9th March 2025

Into the Wilderness: a Place of Disorientation
At assembly this week, I asked the children to imagine a wilderness: the space, the big skies, the rough rocks and grainy sand, the noises of wild animals... I admit, this might have been a more powerful exercise had we not, a moment earlier, been taking part in a noisy and exciting pancake flipping competition!
As we enter this season of Lent, we journey with Jesus once again into the wilderness. In the wilderness, our creature comforts, our material security, the distractions that enable us to ignore the inner voice of our heart all melt away. We are faced with emptiness, silence, the daily struggle to survive. Here there are no landmarks. It's difficult to say how far you've travelled or where you’ve been when you're journeying through a wilderness.
Famously, following God's dramatic rescue from enslavement in Egypt, the Israelites wander in the wilderness for forty years. They are not making their way purposefully from one destination to another - they wander.
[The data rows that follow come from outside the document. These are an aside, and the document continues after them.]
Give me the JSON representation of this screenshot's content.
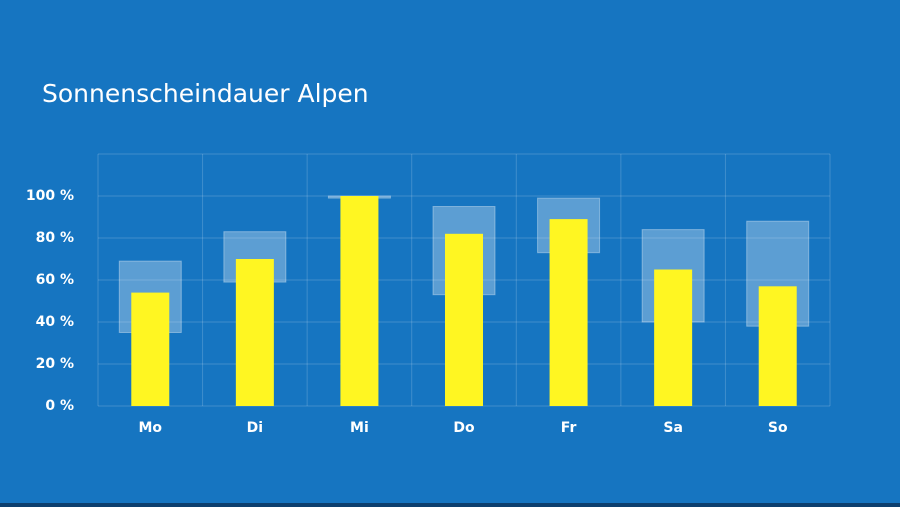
{
  "chart_data": {
    "type": "bar",
    "title": "Sonnenscheindauer Alpen",
    "categories": [
      "Mo",
      "Di",
      "Mi",
      "Do",
      "Fr",
      "Sa",
      "So"
    ],
    "values": [
      54,
      70,
      100,
      82,
      89,
      65,
      57
    ],
    "ranges": [
      [
        35,
        69
      ],
      [
        59,
        83
      ],
      [
        99,
        100
      ],
      [
        53,
        95
      ],
      [
        73,
        99
      ],
      [
        40,
        84
      ],
      [
        38,
        88
      ]
    ],
    "color": "#fff622",
    "range_color": "#ffffff",
    "ylim": [
      0,
      120
    ],
    "yticks": [
      {
        "value": 0,
        "label": "0 %"
      },
      {
        "value": 20,
        "label": "20 %"
      },
      {
        "value": 40,
        "label": "40 %"
      },
      {
        "value": 60,
        "label": "60 %"
      },
      {
        "value": 80,
        "label": "80 %"
      },
      {
        "value": 100,
        "label": "100 %"
      }
    ],
    "grid": true
  }
}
The way ahead of them is not clearly marked out. In fact, it seems incredibly arbitrary: when the cloud of God's presence is over the tabernacle, they stay put; when the cloud lifts, they set out (Exodus 40:34-38).
The wilderness is a place of disorientation where we lose our sense of purpose, familiar signposts, certainties. It's a disturbing place - the Israelites responded just as most of us would: they grumbled!
Many of us face "wilderness" periods in our lives. Illness, bereavement, losing a job, moving house, relationship breakdown – different life events can disorientate us, cause us to lose our old certainties with nothing tangible to hold onto. Life feels bleak; the empty space around us seems endless and the way ahead unsure.
In these difficult, painful places​ of disorientation, perhaps the long wanderings of the Israelites give us hope. For slowly, gradually, painfully, the Israelites learn the lesson of the wilderness. For God is not absent in the wilderness. God’s love sustains them, feeds them, leads them until they are ready to enter the Promised Land. The disorientating space of the wilderness is where they, and we, learn to place our trust not in ourselves, but in the endless, unmerited, unlimited love of God.